Behavior of Selecting Non-Existent Columns [closed] - sql

Closed. This question is opinion-based. It is not currently accepting answers.
Want to improve this question? Update the question so it can be answered with facts and citations by editing this post.
Closed 8 years ago.
Improve this question
Given a table with this structure:
create table person (
id int identity primary key,
name varchar(256),
birthday datetime
)
For this query:
select id,name,birthday,haircolor from person
What is the rational behind SQL throwing an error in this situation? I was considering how flexible it would be if queries would simply return null for non existent columns. What would be concrete reasons for or against such a SQL language design?

No, because then you'd assume there is a haircolour column which could then have the following implications, just as an example:
You'd think you could insert into the field since you would assume that the column exists,
The returned result would not be an accurate representation of the database schema.
Errors are given so that you can have a clear understanding and indication of what you can and
cannot do. It's also there so you can catch exceptions, bugs, spiders, and of course creepy crawlies as soon as possible. :)
We dont wan't to accomdate lazy developers.
Do the right thing, be a man - Russel Peters.

This would be inconsistent for many reasons. One simple example is use of * to select the column: when you do this
select id, name, birthday, hair_color from person
and get back a table with all four columns present (hair_color is set to null on all rows) you would reasonably expect that the query below
select * from person
returned at least four columns, and that hair_color is among the columns returned. However, this wouldn't be the case if SQL allowed non-existent columns to return nulls.
This would also create hard-to-find errors when a column gets renamed in the schema, but some of the queries or stored procedures do not get re-worked to match the new names.
Generally, though, SQL engine developers make tradeoffs between usability and "hard" error checking. Sometimes, they would relax a constraint or two, to accommodate some of the most common "simple" mistakes (such as forgetting to use an aggregate function in a grouped query; it is an error, but MySql lets you get away with it). When it comes to schema checks, though, SQL engines do not allow any complacency, treating all missing schema elements as errors.

MySQL has one horrible bug in it...
select field1,field2,filed3
from table
group by field1
Any database engine would return 'error, wtf do I do with the field2 and field3 in the select line when they are not an aggregate nor in the group by statement'.
MySQL on the other hand will return two random values for field 2 and 3, and not return an error (which I refer to as 'doing the wrong thing and not returning an error'). THis is a horrid bug, the number of scripts of troubleshooted to discover theat MySQL is not handling group by's correctly is absurd...give an error before giving unintentional results and this huge bug won't be such an issue
Doesn't it seem to you that you are requesting more of this stupid behaviour to be propagated...just in the select clause instead of the group by clause?
edit:
typo propagation as well.
select age,gender, haricolour from...
I'd prefer to get an error back saying 'great typo silly' instead of a misnamed field full of nulls.

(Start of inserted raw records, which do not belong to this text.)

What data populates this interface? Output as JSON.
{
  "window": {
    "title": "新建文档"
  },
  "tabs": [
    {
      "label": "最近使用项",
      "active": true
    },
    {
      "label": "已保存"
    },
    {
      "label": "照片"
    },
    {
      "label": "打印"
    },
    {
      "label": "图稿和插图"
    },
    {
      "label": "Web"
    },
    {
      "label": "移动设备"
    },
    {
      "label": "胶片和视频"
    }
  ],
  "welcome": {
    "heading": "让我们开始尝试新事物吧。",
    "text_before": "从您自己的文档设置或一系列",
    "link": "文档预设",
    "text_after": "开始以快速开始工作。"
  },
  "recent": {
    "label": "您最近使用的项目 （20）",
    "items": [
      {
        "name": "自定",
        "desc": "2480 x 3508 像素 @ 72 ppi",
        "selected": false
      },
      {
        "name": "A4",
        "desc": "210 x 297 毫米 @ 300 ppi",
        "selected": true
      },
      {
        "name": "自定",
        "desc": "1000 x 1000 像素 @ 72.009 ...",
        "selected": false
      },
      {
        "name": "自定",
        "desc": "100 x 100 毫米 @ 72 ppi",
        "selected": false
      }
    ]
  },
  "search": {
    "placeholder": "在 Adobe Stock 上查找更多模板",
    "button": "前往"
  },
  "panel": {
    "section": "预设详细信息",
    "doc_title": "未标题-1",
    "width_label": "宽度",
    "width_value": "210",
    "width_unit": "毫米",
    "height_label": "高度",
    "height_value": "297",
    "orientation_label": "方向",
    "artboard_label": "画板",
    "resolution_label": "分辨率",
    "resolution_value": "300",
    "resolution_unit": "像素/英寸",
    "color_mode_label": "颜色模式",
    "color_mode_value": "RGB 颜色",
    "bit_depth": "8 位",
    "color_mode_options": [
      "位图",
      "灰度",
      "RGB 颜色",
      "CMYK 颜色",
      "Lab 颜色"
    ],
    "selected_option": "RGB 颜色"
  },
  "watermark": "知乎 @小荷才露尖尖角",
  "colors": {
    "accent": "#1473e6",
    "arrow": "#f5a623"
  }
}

This would result in a silent errors problem. The whole reason you have compile time errors and runtime exceptions is to catch bugs as soon as possible.
If you had a typo in a column name and it returned null instead of an error, your application will continue to work, but various things would misbehave as a result. You might have a column that saves a user setting indicating they don't want to receive emails. However your query has a typo and so it always returns null. Gradually a few people begin to report that they are setting the "Do not send emails" setting but are still getting emails. You have to hunt through all your code to figure out the cause. First you look at the form that edits this setting, then at the code that calls the database to save the setting, then you verify the data exists and the setting is getting persisted, then you look at the system that sends emails, and work your way up to the DB layer there that retrieves settings and painstakingly look through the SQL for that typo.
How much easier would that process be if it had just thrown an error in the first place? No users frustrated. No wasting time with support requests. No wasting time troubleshooting.

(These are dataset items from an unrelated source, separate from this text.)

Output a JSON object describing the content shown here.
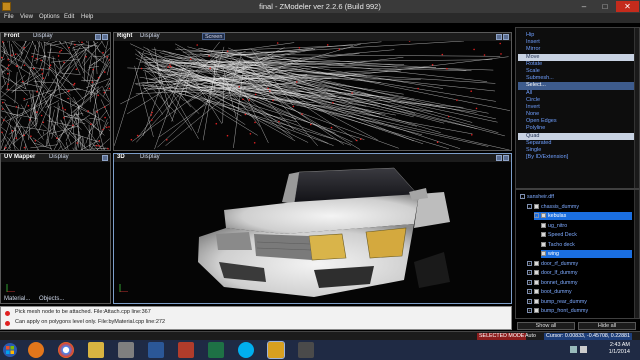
{
  "window": {
    "title": "final - ZModeler ver 2.2.6 (Build 992)"
  },
  "menu": [
    "File",
    "View",
    "Options",
    "Edit",
    "Help"
  ],
  "viewports": {
    "front": {
      "name": "Front",
      "display": "Display"
    },
    "right": {
      "name": "Right",
      "display": "Display",
      "dropdown": "Screen"
    },
    "uv": {
      "name": "UV Mapper",
      "display": "Display",
      "tabs": [
        "Material...",
        "Objects..."
      ]
    },
    "view3d": {
      "name": "3D",
      "display": "Display"
    }
  },
  "commands": [
    "Hip",
    "Insert",
    "Mirror",
    "Move",
    "Rotate",
    "Scale",
    "Submesh...",
    "Select...",
    "All",
    "Circle",
    "Invert",
    "None",
    "Open Edges",
    "Polyline",
    "Quad",
    "Separated",
    "Single",
    "[By ID/Extension]"
  ],
  "commands_highlighted": [
    3,
    14
  ],
  "commands_header": 7,
  "tree": {
    "items": [
      {
        "label": "sansheir.dff",
        "depth": 0,
        "check": false,
        "expand": "-"
      },
      {
        "label": "chassis_dummy",
        "depth": 1,
        "check": true,
        "expand": "-"
      },
      {
        "label": "kebulas",
        "depth": 2,
        "check": true,
        "expand": "-",
        "selected": true
      },
      {
        "label": "ug_nitro",
        "depth": 3,
        "check": true
      },
      {
        "label": "Speed Deck",
        "depth": 3,
        "check": true
      },
      {
        "label": "Tacho deck",
        "depth": 3,
        "check": true
      },
      {
        "label": "wing",
        "depth": 3,
        "check": true,
        "selected": true
      },
      {
        "label": "door_rf_dummy",
        "depth": 1,
        "check": true,
        "expand": "+"
      },
      {
        "label": "door_lf_dummy",
        "depth": 1,
        "check": true,
        "expand": "+"
      },
      {
        "label": "bonnet_dummy",
        "depth": 1,
        "check": true,
        "expand": "+"
      },
      {
        "label": "boot_dummy",
        "depth": 1,
        "check": true,
        "expand": "+"
      },
      {
        "label": "bump_rear_dummy",
        "depth": 1,
        "check": true,
        "expand": "+"
      },
      {
        "label": "bump_front_dummy",
        "depth": 1,
        "check": true,
        "expand": "+"
      }
    ],
    "show_all": "Show all",
    "hide_all": "Hide all"
  },
  "log": [
    "Pick mesh node to be attached. File:Attach.cpp line:367",
    "Can apply on polygons level only. File:byMaterial.cpp line:272"
  ],
  "status": {
    "mode": "SELECTED MODE",
    "auto": "Auto",
    "cursor": "Cursor: 0.00833, -0.45708, 0.22881"
  },
  "clock": {
    "time": "2:43 AM",
    "date": "1/1/2014"
  },
  "colors": {
    "accent": "#1a6ee0",
    "list_text": "#6f9fff",
    "close": "#c42b1c"
  }
}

Returning null would be too generic. I like it this way much better. In your flow you can probably catch errors and return null if you want. But giving more info about why the query failed is better than receiving a null (and probably have you scratch your head on your JOIN and WHERE clauses

Related

'-999' used for all condition

I have a sample of a stored procedure like this (from my previous working experience):
Select * from table where (id=#id or id='-999')
Based on my understanding on this query, the '-999' is used to avoid exception when no value is transferred from users. So far in my research, I have not found its usage on the internet and other company implementations.
#id is transferred from user.
Any help will be appreciated in providing some links related to it.
I'd like to add my two guesses on this, although please note that to my disadvantage, I'm one of the very youngest in the field, so this is not coming from that much of history or experience.
Also, please note that for any reason anybody provides you, you might not be able to confirm it 100%. Your oven might just not have any leftover evidence in and of itself.
Now, per another question I read before, extreme integers were used in some systems to denote missing values, since text and NULL weren't options at those systems. Say I'm looking for ID#84, and I cannot find it in the table:
Not Found Is Unlikely:
Perhaps in some systems it's far more likely that a record exists with a missing/incorrect ID, than to not be existing at all? Hence, when no match is found, designers preferred all records without valid IDs to be returned?
This however has a few problems. First, depending on the design, user might not recognize the results are a set of records with missing IDs, especially if only one was returned. Second, current query poses a problem as it will always return the missing ID records in addition to the normal matches. Perhaps they relied on ORDERing to ease readability?
Exception Above SQL:
AFAIK, SQL is fine with a zero-row result, but maybe whatever thing that calls/used to call it wasn't as robust, and something goes wrong (hard exception, soft UI bug, etc.) when zero rows are returned? Perhaps then, this ID represented a dummy row (e.g. blanks and zeroes) to keep things running.
Then again, this also suffers from the same arguments above regarding "record is always outputted" and ORDER, with the added possibility that the SQL-caller might have dedicated logic to when the -999 record is the only record returned, which I doubt was the most practical approach even in whatever era this was done at.
... the more I type, the more I think this is the oven, and only the great grandmother can explain this to us.
If you want to avoid exception when no value transferred from user, in your stored procedure declare parameter as null. Like #id int = null
for instance :
CREATE PROCEDURE [dbo].[TableCheck]
#id int = null
AS
BEGIN
Select * from table where (id=#id)
END
Now you can execute it in either ways :
exec [dbo].[TableCheck] 2 or exec [dbo].[TableCheck]
Remember, it's a separate thing if you want to return whole table when your input parameter is null.
To answer your id = -999 condition, I tried it your way. It doesn't prevent any exception

What happens if I SELECT something AS a name then something else AS the same name?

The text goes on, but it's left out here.